The question must be: how many times can an economic system lose its innocence before it is swept away by a torrent of public outrage? It is no small irony that whenever there is a big economic blowout, declining urban infrastructure is touted as a means to spend an economy back to health. Today, that is exactly how US President Barack Obama hopes to resuscitate the American economy: by invoking the supply-side spirit of FDR and reviving America’s dying urban infrastructure. Urban blight, however, is the first sign that something is seriously out of whack with a national economy, not to mention a nation, in the first place. If taxpayer money was being spent appropriately (and not on super weapons, for example, or super wars), then our streets and sewers would be in perfect working order. But unfortunately they’re not.
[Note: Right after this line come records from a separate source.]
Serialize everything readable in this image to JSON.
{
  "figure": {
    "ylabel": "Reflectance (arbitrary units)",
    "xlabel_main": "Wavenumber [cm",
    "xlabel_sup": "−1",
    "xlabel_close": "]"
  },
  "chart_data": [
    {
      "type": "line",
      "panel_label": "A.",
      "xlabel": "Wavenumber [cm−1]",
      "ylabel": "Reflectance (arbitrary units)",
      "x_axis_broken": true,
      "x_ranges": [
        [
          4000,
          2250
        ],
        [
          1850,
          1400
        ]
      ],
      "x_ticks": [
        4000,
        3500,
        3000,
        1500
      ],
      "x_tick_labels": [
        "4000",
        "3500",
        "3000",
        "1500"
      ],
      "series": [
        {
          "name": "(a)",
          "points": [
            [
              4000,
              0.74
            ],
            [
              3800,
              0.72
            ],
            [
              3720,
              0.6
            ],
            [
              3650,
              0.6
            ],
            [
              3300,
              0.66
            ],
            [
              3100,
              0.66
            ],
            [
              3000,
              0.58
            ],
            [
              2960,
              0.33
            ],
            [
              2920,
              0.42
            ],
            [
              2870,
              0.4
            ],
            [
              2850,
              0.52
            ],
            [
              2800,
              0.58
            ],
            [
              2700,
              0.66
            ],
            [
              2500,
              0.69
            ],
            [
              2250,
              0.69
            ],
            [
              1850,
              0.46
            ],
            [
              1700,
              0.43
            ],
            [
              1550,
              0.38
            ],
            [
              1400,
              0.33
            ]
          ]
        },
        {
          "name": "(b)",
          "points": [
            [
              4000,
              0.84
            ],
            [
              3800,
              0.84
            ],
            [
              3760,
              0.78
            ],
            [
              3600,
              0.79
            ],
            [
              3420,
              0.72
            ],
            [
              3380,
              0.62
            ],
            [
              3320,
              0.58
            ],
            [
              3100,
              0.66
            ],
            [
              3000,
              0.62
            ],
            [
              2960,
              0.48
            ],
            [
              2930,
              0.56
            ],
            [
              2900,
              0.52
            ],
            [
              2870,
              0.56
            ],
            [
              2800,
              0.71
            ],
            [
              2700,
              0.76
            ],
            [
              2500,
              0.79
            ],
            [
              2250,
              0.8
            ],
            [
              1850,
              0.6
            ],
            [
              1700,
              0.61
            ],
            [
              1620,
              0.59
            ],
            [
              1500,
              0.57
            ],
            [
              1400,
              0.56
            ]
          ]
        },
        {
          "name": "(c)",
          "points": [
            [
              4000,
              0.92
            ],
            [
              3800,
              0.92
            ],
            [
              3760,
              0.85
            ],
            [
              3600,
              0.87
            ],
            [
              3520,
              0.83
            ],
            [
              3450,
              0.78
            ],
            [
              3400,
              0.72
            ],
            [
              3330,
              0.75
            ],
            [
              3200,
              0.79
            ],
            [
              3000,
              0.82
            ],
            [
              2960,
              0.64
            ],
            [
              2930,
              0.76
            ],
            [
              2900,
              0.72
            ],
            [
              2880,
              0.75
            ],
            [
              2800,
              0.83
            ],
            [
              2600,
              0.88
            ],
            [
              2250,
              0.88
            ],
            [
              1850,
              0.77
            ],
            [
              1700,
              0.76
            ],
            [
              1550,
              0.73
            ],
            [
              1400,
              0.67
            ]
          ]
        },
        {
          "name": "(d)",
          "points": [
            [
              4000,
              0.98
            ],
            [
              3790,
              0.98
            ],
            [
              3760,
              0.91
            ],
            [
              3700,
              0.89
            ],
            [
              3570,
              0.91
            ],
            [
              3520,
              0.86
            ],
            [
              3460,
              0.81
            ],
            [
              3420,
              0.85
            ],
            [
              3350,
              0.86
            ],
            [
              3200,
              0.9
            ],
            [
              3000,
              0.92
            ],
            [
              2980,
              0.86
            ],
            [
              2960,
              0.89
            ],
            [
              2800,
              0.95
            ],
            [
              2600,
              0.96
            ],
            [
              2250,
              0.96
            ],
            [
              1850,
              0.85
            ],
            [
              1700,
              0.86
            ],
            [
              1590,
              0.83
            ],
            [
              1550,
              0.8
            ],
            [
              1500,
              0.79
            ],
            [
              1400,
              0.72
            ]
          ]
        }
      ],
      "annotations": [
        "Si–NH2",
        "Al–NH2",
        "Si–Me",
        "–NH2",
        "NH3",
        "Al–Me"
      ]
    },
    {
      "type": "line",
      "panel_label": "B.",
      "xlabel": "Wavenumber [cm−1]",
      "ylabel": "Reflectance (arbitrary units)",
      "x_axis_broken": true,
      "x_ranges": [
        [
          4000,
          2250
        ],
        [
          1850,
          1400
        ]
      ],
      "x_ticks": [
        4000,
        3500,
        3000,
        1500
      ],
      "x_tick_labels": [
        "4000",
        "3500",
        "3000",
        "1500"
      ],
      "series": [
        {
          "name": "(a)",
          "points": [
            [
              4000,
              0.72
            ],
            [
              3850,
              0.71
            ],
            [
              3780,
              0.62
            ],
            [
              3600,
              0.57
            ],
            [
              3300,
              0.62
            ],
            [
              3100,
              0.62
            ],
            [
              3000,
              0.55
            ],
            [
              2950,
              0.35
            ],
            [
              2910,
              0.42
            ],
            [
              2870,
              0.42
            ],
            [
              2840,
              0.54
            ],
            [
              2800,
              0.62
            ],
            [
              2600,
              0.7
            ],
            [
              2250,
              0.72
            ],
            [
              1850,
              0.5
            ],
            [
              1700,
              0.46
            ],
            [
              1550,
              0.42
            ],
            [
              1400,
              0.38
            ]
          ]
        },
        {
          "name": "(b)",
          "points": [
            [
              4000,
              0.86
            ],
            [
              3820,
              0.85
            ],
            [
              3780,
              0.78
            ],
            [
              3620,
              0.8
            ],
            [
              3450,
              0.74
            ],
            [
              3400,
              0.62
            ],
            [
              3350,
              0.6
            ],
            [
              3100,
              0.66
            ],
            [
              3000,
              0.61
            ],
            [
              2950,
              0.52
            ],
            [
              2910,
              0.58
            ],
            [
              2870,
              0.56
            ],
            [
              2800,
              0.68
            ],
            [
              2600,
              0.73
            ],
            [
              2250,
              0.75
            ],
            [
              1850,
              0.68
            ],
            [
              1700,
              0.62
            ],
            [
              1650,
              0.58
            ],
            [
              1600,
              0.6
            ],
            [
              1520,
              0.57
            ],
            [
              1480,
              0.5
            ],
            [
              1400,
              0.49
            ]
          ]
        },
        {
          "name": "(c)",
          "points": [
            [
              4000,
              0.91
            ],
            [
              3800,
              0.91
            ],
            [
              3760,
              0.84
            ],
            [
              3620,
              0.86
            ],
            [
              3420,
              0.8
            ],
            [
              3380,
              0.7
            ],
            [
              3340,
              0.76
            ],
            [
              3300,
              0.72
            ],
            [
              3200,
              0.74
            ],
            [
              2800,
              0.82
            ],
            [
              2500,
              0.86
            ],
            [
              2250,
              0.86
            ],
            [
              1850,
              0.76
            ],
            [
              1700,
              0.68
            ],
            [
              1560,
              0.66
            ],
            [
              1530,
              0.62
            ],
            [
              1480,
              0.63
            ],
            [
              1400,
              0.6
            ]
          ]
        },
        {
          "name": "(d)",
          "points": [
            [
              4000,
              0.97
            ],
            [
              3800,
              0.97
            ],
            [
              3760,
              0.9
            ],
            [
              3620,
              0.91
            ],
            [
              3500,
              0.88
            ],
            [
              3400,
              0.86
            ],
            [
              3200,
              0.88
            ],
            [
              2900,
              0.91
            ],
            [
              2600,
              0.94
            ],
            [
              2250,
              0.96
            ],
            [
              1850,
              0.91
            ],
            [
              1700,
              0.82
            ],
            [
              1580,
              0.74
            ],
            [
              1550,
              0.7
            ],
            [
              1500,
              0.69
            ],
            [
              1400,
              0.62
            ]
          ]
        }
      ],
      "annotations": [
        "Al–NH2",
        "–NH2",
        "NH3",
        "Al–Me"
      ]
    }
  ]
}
And what about healthcare, education and worker pensions? In America, the only public institution that seems to get lots of tender-loving care these days is the prison system, which now houses 25 percent of the world’s prisoners, and churns out ‘graduates’ at a higher rate than the universities.

Clearly, America’s priorities have been working in reverse, with far too much economic and political power in the hands of those who don’t give a damn. If the financial crisis is good for anything, it will be to put the United States on the right course once again and give back power to the forgotten individuals who built America from scratch many years ago.

Otherwise, we’re on a road to Socialism, American-style, like it or not.